Quant aux giratoires, ils se sont généralisés à partir des années 1980 avec une règle qui inverse le réflexe appris : la priorité appartient désormais à l'anneau, plus à celui qui arrive par la droite. Or c'est précisément ce point que les animateurs d'ateliers citent comme la première source d'erreurs.

La suite s'est encore accélérée. Radars automatiques en 2003, zone de rencontre limitée à 20 km/h en 2008, tourne-à-droite des vélos à certains feux rouges en 2010, passage à 80 km/h sur les routes secondaires en 2018 : autant de révisions majeures, et aucune n'a fait l'objet du moindre rappel officiel aux titulaires du permis.

C'est là le cœur du problème, et nous sommes tous logés à la même enseigne. La France délivre un permis à vie sans jamais notifier les changements de règles à ceux qui l'ont en poche.

Ce que ces ateliers ne peuvent pas faire à votre permis

Si tant de conducteurs hésitent encore à pousser la porte d'un atelier, c'est qu'une crainte tenace circule : celle d'un piège qui finirait par un retrait de permis. Cette crainte ne résiste pas à la lecture des textes.

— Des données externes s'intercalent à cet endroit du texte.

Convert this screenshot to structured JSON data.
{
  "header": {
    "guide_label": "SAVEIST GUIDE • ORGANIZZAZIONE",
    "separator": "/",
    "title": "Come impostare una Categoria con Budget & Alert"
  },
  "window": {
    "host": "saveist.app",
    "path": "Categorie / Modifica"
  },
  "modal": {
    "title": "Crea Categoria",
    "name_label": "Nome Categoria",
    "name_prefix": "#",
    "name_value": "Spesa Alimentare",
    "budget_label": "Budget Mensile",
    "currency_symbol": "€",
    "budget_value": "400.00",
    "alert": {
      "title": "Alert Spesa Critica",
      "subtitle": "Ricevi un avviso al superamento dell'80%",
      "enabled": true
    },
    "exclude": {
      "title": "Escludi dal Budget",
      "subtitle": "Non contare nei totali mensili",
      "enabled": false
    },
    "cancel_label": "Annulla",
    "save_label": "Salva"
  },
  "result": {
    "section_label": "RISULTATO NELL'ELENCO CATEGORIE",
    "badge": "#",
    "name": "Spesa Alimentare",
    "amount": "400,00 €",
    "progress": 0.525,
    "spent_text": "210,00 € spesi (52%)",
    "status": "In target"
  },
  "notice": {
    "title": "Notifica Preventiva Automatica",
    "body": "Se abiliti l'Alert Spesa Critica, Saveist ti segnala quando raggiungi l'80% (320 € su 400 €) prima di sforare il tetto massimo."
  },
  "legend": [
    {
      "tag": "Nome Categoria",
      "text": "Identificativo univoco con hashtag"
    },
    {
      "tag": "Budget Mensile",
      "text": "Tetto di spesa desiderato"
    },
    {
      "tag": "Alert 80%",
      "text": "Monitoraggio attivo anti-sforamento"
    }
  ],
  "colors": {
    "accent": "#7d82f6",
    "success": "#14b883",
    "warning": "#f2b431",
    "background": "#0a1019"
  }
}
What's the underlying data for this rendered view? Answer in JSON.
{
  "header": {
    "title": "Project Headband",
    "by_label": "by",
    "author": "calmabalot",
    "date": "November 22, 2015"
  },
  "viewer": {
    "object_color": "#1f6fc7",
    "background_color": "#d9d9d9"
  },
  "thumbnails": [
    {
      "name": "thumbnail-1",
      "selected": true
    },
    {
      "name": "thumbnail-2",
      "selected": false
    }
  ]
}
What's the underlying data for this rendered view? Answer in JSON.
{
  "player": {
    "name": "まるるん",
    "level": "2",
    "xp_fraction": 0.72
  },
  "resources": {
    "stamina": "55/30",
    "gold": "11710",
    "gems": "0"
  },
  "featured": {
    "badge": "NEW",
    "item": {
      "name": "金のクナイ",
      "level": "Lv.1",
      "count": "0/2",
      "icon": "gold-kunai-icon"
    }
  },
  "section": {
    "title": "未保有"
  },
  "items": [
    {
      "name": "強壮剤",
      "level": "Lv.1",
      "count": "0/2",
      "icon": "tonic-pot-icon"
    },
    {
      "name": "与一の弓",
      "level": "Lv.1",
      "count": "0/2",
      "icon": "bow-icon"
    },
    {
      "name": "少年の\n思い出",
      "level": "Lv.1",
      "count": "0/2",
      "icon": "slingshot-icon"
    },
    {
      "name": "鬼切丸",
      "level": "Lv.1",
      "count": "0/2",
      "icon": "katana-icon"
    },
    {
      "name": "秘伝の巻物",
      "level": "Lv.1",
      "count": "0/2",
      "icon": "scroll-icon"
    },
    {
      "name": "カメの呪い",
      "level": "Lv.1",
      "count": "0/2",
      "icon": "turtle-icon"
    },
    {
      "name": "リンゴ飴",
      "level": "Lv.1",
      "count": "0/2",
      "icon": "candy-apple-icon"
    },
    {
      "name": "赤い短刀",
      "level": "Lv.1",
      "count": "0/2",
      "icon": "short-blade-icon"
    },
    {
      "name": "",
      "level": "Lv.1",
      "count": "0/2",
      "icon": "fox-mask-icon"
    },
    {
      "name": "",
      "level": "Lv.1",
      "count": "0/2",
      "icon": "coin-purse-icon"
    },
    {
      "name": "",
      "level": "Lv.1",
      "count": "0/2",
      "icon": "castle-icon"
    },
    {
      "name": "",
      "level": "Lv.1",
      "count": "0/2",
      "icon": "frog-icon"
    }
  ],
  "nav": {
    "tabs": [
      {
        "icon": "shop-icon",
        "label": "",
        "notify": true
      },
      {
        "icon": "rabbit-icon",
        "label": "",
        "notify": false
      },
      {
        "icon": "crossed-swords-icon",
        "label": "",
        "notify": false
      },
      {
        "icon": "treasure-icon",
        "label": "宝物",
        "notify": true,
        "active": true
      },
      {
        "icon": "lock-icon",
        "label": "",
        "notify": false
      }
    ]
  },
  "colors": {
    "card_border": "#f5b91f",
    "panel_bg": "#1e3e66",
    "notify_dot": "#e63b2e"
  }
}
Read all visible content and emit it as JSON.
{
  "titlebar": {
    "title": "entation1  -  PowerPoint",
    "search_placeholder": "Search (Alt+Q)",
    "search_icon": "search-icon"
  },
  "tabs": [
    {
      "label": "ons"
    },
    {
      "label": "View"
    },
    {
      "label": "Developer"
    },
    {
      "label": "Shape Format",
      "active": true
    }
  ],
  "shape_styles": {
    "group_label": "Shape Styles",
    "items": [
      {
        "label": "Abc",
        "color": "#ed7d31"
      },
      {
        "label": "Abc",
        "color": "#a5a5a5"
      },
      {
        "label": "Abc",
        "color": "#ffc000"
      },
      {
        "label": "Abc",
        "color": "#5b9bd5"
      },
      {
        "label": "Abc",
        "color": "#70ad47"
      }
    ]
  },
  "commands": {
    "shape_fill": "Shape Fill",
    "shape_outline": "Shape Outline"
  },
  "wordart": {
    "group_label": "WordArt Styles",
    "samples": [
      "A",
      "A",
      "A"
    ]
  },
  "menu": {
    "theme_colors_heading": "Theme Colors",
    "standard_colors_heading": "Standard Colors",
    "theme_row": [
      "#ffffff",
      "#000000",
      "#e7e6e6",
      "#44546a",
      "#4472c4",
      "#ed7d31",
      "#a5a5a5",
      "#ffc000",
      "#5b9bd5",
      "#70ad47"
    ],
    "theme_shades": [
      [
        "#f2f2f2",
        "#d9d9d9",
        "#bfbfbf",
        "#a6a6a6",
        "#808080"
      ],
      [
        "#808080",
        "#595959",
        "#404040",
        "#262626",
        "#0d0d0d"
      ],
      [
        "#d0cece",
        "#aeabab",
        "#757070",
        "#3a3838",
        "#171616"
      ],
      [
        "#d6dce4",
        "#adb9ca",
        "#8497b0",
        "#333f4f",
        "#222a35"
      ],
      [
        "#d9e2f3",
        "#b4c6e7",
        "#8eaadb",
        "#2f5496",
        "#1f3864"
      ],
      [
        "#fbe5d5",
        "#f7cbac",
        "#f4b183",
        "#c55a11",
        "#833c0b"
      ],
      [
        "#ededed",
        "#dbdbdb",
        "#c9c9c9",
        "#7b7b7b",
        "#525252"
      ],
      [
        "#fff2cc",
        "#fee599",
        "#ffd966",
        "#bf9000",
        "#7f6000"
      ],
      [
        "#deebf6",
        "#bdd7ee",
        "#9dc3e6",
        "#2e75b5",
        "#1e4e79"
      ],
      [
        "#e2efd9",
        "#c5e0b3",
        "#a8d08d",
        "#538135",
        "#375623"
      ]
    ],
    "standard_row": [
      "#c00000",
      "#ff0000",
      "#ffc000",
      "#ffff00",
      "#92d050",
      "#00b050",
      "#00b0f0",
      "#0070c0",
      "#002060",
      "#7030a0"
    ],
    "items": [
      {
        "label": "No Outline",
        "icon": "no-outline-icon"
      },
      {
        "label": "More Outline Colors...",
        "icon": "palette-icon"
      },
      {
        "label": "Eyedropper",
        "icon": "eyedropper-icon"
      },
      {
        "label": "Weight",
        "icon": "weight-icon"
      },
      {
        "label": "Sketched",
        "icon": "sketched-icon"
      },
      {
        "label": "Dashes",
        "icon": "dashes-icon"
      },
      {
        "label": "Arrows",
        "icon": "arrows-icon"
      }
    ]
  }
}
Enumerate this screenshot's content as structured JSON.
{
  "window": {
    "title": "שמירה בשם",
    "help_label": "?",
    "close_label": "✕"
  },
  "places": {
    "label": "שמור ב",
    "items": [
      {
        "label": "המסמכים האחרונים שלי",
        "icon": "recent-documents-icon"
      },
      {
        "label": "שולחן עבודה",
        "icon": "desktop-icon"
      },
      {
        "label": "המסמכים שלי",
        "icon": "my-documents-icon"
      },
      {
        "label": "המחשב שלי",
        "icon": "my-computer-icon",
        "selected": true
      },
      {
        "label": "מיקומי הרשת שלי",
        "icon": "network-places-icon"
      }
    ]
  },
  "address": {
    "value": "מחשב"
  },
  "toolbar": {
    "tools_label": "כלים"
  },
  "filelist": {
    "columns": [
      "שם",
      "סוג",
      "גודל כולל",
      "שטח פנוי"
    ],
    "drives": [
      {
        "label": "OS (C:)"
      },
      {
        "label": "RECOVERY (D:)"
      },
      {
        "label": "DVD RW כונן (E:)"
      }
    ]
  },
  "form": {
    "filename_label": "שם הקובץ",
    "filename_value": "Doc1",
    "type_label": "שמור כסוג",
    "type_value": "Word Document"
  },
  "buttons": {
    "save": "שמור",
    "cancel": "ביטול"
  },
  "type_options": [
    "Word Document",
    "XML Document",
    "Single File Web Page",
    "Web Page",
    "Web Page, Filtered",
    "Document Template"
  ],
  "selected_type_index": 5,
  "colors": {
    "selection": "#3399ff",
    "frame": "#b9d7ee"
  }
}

En France, aucun examen médical périodique n'est imposé aux conducteurs âgés, et aucun anniversaire ne déclenche de contrôle automatique. Seul le préfet peut prescrire un examen d'aptitude, sur la base de l'article R221-14 du code de la route, après un signalement individuel ou une infraction.

Le seul circuit de contrôle existant passe d'ailleurs par les proches : une famille inquiète peut écrire à la préfecture, qui convoque alors le conducteur devant un médecin agréé. Rien à voir avec un atelier de révision, où personne ne consigne quoi que ce soit.

Les ateliers de remise à niveau n'entrent dans aucun de ces circuits. Ils sont facultatifs, sans notation et sans valeur d'examen : un quiz raté n'est transmis ni à la préfecture, ni à votre assureur, ni à qui que ce soit d'autre.
  Vous l'avez compris, le risque juridique de ces séances est exactement nul. Le seul enjeu est de repartir avec des réflexes remis au goût du jour, et la confiance qui va avec.

Où réviser gratuitement, et ce qui vous y attend

Pour trouver une séance près de chez vous, plusieurs portes existent, et la plupart ne coûtent rien. Les mairies et les CCAS organisent des sessions avec les préfectures, tandis que des associations comme AGIRabcd, la Prévention Routière ou Prévention MAIF animent des ateliers gratuits partout en France.

Les assureurs et les mutuelles proposent aussi leurs propres journées, souvent réservées à leurs adhérents seniors. Les dispositifs existants et les conseils officiels sont détaillés sur la page dédiée de la Sécurité routière, qui recense notamment les stages de remise à niveau.

Le site public Mobisenior.fr complète enfin le dispositif. Il propose gratuitement un accompagnement en ligne pour préserver sa mobilité le plus longtemps possible, en toute sécurité.

Sur place, le programme tient en général sur une demi-journée. Un quiz sur le modèle de l'examen permet de se situer (35 bonnes réponses sur 40 restent le seuil officiel de réussite), avant des ateliers pratiques sur les giratoires, l'usage du clignotant ou les effets de l'alcool, parfois avec un simulateur de conduite.

Je l'ai constaté en préparant cet article : l'ambiance y est tout sauf scolaire, et les participants en redemandent. Pour vous, l'enjeu se résume finalement à une demi-journée investie contre des années d'autonomie préservée au volant.